The cloud is “particularly useful and provides very powerful capabilities for midsize and small agencies,” he said. “The power of the cloud is to take a lot of the administration and management of infrastructure that normally would be done by a technology team on-site…all of that gets delivered by Microsoft.”

The cloud’s scalability is another perk for organizations of all sizes but especially smaller ones, Zak said. Departments can’t always buy local storage fast enough to store video. Other considerations include the cost associated with such procurements and what a department would do with additional storage when it doesn’t need it anymore – say, after the end of a large event such as the Super Bowl.

“They are doing something that didn’t exist before,” Lovell said of Microsoft. “Our customers have been asking us for years about remote data storage and if it would comply with federal guidelines. The Microsoft Government Azure cloud does just that. It’s on U.S. soil, it’s operated by background-checked U.S. citizens, it’s got heavy security requirements.”

To work with Azure, VIEVU had to adapt its software; the hardware didn’t undergo any technical changes.

When officers need to access stored data, they can log in and see only their video. Administrators and others with broader views are also subject to restrictions, thanks to a lockdown feature in Veripatrol that makes files viewable only by particular users.

CJIS requires, among other things, that cloud vendors conduct fingerprint-based background checks on the system, database, security and network administrators who can access and recompile criminal justice information.
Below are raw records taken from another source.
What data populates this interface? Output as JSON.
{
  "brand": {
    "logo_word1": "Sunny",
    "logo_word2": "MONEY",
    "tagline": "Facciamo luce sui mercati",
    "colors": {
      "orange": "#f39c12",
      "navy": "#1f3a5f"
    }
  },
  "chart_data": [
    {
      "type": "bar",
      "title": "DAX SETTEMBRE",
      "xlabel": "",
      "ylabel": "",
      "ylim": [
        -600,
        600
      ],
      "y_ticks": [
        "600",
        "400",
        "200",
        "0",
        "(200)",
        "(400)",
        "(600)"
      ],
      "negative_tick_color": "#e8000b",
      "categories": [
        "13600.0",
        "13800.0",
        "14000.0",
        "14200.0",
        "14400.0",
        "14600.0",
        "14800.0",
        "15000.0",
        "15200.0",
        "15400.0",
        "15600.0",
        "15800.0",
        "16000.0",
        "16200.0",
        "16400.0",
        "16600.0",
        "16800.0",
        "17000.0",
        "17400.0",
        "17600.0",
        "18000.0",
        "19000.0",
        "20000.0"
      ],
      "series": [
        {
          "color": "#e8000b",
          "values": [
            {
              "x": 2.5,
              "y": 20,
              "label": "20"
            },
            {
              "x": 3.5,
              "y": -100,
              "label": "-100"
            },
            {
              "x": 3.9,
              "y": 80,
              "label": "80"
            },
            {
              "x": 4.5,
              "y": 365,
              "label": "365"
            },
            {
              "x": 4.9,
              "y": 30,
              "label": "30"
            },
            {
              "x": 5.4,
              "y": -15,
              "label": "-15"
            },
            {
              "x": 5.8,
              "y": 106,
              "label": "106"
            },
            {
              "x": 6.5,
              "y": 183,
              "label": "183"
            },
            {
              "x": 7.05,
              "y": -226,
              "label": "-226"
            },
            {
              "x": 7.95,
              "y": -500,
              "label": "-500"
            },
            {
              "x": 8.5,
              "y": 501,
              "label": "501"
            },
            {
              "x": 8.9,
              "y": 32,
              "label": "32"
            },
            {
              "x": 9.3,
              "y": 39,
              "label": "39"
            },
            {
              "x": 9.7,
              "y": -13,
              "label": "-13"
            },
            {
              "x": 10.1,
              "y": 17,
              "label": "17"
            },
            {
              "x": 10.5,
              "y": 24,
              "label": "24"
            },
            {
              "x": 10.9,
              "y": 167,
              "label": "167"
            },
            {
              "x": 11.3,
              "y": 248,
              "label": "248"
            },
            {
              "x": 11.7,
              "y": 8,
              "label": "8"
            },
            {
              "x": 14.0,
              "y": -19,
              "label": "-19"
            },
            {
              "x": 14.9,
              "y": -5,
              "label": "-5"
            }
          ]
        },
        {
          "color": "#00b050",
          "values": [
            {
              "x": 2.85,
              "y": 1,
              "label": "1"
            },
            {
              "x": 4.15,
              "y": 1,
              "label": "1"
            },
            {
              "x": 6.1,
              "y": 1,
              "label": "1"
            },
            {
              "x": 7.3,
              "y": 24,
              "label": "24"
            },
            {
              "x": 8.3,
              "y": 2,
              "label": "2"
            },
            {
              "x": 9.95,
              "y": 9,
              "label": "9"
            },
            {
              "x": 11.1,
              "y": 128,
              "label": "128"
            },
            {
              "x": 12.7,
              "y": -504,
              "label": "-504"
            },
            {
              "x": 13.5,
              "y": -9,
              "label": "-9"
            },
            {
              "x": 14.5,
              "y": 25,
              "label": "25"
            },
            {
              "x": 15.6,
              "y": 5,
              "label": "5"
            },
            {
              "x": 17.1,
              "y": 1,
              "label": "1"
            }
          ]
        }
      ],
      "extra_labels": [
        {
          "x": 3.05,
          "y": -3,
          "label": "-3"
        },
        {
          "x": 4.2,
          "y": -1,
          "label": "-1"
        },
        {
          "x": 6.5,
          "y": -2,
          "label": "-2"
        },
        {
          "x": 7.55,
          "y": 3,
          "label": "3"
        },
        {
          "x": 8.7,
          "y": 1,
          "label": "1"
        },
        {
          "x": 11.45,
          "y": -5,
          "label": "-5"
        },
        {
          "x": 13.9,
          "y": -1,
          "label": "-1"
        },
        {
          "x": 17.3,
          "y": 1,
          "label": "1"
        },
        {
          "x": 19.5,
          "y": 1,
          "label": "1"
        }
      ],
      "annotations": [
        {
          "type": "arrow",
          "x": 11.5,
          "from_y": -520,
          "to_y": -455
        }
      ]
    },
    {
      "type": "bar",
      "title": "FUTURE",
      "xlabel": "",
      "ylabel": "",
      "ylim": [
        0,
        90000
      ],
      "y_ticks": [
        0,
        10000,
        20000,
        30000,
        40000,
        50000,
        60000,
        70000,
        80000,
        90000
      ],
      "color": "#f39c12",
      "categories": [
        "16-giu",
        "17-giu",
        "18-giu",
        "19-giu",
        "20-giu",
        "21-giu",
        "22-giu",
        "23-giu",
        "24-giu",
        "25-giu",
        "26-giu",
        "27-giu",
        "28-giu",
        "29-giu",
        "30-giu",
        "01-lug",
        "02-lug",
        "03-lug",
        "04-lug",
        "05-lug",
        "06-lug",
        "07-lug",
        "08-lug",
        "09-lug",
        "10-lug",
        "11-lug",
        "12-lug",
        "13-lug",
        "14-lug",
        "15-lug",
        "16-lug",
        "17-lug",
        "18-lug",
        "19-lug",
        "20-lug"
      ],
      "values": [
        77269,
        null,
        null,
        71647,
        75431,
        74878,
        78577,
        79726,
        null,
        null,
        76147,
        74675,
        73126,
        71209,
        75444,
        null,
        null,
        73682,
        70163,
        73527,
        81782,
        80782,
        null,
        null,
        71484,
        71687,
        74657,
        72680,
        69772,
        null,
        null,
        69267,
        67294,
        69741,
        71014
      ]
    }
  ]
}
The policy also prohibits remote maintenance from outside the United States.

Microsoft lets law enforcement entities audit Azure to be sure it’s CJIS-compliant, said Rochelle Eichner, director of risk and compliance for the company’s worldwide productivity team. “That process needs to be well defined to still meet policy,” she said. “We developed a process working with the state CJIS officers to be able to accommodate that.”

Overall, cloud has been gaining traction in the law enforcement community as a storage mechanism.

“A year ago, if you talked to a police chief, the likely answer you’d get was, ‘I’m not going to pursue the cloud,’ or ‘The cloud’s not going to be part of our strategy,’” Zak said. “Fast forward a year to today, that same police chief would shift the question to how: ‘How are we going to use the cloud?’”

Azure will be a major enabler, Lovell said. “Now people can actually utilize this type of technology, get off the heavy infrastructure that they’re currently supporting with staff and hardware, and they can now manage these files with a peace of mind,” he said.